The university’s efforts to bring new learners into higher education will be
profiled as Professor Gourley announces that the number of places on the university’s
Openings programme of short introductory courses will be almost doubled in 2002.
More than 9,000 places will be offered this year; the figure for 2001 was just
over 5,000. The programme, which is co-ordinated by the university’s Centre
for Widening Participation, offers people the opportunity to try Open University
supported study, to develop their study skills and to get a taste of their chosen
The university’s work in supporting disabled students will also be highlighted;
the Minister will be shown the recently-launched Access Bus, a vehicle equipped
with educational technology to help disabled students. It will travel to the
homes of students and potential students so their needs can be assessed.
Representatives of the Open University Students Association (OUSA) will also
meet the Minister, who has welcomed the opportunity to visit the university.
She said: "The Government has called for the higher education sector to
embrace the changing student cohort, to develop strategic partnerships and to
develop greater links with communities.
"I know the Open University has always shared these same goals. The university’s
continuing success is helping us meet those targets, which is great news for
all those seeking the opportunities and benefits that higher education brings.
I welcome the chance to discuss with Open University staff possible futures
that will help to take those opportunities to more people, whatever their circumstances,
in the future."
Professor Geoff Peters, the university’s Pro-Vice-Chancellor (Strategy, Planning
and Partnerships), said of the visit: "The Open University is proud of
its track record in assisting the delivery of the public policy agenda.
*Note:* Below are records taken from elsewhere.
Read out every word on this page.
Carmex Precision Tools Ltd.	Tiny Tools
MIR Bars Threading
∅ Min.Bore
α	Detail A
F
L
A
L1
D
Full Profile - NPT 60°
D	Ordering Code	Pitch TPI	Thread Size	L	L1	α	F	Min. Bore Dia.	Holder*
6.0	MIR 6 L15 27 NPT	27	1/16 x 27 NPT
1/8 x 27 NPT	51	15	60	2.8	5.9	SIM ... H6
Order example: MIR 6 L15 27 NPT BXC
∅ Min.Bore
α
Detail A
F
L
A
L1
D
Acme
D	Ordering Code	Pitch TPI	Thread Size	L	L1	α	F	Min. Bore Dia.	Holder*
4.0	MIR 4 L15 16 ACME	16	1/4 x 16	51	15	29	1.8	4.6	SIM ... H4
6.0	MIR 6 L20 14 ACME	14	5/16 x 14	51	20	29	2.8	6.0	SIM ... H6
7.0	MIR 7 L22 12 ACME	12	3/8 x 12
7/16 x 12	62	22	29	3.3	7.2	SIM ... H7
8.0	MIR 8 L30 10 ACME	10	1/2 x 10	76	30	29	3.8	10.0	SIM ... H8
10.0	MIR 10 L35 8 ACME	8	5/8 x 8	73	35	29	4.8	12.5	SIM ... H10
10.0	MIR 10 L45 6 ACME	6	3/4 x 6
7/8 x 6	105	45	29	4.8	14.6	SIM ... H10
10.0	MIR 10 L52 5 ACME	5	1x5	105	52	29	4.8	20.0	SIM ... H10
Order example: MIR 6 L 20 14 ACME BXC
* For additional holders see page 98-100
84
It has
always been an engine of change, unlocking higher education for people from
all walks of life and bringing the highest quality of learning to many thousands
of students. We are looking forward to sharing with the Minister the university’s
plans to continue this work."
Following her visit to the university, the Minister will go on to officially
launch the Diploma in Public Service Interpreting course at Learn MK. It is
one of the first courses established by Learn MK, the joint Open University
and De Montfort University project that aims to encourage people across Milton
Keynes to take up learning opportunities. She will unveil a plaque and meet
students and representatives during her visit to the Learn MK headquarters at
the Green Building, Hammerwood Gate, Kents Hill, Milton Keynes. From there,
she will visit the Leadenhall campus of Milton Keynes College at Woughton to
discuss links between higher and further education with senior staff there.
|The number of undergraduate students aged 18 to 25 at
the Open University has risen from 5,894 in 1996/97 to 11,360 in 2000/01
– about the total number of students at many other UK universities.